We are maintaining our $29 fair value estimate for no-moat HP after its second-quarter results came in better than we anticipated for revenue growth and earnings. We view shares, which were flat after the print, as overvalued. Although HP is strongly benefitting from record demand for PCs due to widespread remote working and schooling as well as computer refreshes as offices reopen, we believe this record demand will start to cool as PC manufacturers work through backlog. In turn, we remain cautious about HP having durable demand drivers due to skepticism regarding PCs entering a new era of lasting demand.
Stock Analyst Note

No-moat HP Inc.'s shares soared higher than 15% after Berkshire Hathaway disclosed it owns about 121 million HP shares, or about 11% of HP. Berkshire poses a stout record of investing in firms it views as having long-term appreciation potential, and we think HP fits the bill for being a value play within the technology sector. However, we remain cautious about demand reverting and normalizing as HP has been an outsized beneficiary of record PC demand stemming from remote working and schooling. In turn, we maintain our $29 fair value estimate and see shares as overvalued.
Stock Analyst Note

We are maintaining our $29 fair value estimate for no-moat HP Inc. after it announced the intention to acquire communication peripherals company Poly for $40 per share in cash, or about $3.3 billion in enterprise value. HP's shares sank about 5% on the news, which we believe reflects uncertainty in HP being able to significantly accelerate Poly's growth durably and concerns around the planned operating margin expansion of Poly being underwhelming.
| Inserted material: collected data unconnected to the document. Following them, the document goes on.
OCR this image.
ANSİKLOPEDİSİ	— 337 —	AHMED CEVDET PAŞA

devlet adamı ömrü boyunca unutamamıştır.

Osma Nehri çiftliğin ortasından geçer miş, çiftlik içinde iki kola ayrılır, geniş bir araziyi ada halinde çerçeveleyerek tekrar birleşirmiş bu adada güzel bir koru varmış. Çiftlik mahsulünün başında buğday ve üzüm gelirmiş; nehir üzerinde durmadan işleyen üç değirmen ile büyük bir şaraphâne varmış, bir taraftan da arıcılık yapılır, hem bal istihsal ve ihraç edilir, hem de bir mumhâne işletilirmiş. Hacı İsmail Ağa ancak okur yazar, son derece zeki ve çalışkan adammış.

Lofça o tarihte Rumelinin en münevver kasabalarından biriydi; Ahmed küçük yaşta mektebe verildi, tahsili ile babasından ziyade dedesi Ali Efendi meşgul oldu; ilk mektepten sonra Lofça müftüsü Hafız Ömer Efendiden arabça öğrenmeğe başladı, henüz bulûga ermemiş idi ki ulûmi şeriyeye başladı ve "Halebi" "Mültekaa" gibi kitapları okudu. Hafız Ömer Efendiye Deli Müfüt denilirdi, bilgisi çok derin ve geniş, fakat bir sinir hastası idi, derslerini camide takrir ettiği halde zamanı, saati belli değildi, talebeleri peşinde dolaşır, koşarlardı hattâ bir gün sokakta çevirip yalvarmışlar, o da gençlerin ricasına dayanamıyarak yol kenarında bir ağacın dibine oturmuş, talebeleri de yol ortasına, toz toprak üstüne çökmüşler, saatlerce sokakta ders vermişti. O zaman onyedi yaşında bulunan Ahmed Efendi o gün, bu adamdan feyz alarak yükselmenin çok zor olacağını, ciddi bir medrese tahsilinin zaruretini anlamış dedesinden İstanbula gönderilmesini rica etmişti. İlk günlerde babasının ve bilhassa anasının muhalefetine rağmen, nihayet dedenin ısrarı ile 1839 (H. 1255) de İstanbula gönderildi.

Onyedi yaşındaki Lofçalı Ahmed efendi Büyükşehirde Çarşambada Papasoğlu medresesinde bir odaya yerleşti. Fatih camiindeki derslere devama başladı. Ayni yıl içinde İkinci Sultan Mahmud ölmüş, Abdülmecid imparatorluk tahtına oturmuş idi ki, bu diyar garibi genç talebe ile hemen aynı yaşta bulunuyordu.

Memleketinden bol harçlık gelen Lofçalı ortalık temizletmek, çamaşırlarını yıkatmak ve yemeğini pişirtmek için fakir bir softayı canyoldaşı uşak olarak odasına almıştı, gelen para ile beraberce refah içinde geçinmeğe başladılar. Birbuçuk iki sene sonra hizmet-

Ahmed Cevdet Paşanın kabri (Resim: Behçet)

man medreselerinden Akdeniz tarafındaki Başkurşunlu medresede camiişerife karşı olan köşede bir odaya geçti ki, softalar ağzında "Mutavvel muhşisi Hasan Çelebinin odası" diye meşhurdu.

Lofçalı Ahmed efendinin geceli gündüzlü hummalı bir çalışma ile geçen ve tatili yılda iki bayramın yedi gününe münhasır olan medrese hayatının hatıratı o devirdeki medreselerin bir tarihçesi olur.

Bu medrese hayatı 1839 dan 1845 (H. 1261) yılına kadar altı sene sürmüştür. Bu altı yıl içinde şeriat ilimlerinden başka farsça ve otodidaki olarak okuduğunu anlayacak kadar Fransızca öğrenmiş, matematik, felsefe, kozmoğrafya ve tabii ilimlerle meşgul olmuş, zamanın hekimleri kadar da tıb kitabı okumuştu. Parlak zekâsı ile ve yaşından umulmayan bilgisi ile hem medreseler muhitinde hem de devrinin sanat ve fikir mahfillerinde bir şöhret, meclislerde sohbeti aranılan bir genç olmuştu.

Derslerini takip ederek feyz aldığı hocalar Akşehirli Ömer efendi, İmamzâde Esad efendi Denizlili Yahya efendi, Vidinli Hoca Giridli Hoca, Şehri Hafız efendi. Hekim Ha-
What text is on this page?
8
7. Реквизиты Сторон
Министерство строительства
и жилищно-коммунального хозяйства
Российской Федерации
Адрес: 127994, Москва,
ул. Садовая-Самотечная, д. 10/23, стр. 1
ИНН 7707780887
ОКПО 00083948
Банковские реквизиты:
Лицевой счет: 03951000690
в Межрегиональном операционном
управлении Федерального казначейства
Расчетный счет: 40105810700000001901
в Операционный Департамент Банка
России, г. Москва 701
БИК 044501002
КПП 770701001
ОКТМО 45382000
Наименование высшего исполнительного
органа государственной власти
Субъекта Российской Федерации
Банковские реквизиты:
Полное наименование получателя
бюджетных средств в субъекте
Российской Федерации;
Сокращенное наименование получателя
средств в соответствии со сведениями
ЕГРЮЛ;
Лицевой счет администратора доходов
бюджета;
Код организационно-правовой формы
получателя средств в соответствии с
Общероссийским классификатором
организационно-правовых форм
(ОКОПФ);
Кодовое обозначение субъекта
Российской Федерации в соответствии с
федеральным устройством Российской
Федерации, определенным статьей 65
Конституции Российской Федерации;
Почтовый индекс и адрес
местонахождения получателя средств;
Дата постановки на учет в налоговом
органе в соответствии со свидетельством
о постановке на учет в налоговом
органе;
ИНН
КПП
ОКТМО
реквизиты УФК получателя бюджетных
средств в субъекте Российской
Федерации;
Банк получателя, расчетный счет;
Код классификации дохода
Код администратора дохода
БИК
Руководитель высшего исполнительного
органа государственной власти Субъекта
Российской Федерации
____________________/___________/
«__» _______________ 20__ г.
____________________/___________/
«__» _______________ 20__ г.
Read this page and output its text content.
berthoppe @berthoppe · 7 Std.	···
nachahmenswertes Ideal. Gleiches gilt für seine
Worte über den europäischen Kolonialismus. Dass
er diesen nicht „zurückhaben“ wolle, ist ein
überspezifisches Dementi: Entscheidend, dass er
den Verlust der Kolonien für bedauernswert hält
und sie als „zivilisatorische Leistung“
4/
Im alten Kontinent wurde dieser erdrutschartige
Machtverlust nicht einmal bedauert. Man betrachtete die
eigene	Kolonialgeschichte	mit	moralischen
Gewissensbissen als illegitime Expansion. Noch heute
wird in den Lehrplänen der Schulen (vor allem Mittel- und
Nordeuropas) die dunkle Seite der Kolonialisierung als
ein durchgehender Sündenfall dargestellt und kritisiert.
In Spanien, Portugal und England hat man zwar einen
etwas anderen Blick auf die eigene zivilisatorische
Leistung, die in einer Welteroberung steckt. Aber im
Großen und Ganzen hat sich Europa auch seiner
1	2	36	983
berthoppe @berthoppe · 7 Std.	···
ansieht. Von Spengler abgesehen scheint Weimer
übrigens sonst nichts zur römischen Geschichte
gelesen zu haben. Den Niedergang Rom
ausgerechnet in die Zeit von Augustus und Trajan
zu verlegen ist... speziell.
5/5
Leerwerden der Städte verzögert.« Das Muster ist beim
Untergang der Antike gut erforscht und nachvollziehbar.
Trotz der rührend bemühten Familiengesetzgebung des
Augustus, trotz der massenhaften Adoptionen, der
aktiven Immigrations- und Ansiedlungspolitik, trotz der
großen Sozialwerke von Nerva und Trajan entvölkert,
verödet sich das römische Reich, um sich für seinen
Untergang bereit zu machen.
Although we think this deal helps HP sell a more holistic hybrid working solution on top of its PC and printing products, we continue to see shares overvalued as we expect record PC and peripherals demand to wane as supply chain challenges abate.
Stock Analyst Note

No-moat HP reported impressive first-quarter fiscal results, with top- and bottom-line figures above our expectations, led by continued strength in the personal systems vertical. The continued supply-demand imbalance within the market predominantly impacted the HP print segment over the first quarter, resulting in uncaptured revenue from supply chain constraints paired with a growing backlog of demand for products. We are maintaining our fair value estimate of $29 per share, as we expect growth within fiscal 2022; however, we remain cautious of long-term demand for current supply-constrained products after near-term market imbalances normalize. Shares fell about 2% after hours and we still view shares as overvalued.
Stock Analyst Note

No-moat HP Inc closed off fiscal 2021 with impressive financial results, with top- and bottom-line numbers above our estimates as continued strength in the personal systems vertical buoyed the firm's top line. As in the quarters before, management highlighted the supply-demand imbalance currently present in the market, with HP's revenue being limited by supply chain constraints despite having willing buyers for their products. We are raising our fair value estimate to $29 per share from $27 as we expect growth to continue in fiscal 2022; however, we see shares as slightly overvalued as we remain concerned about the long-term demand for supply-constrained products after supply chain challenges normalize.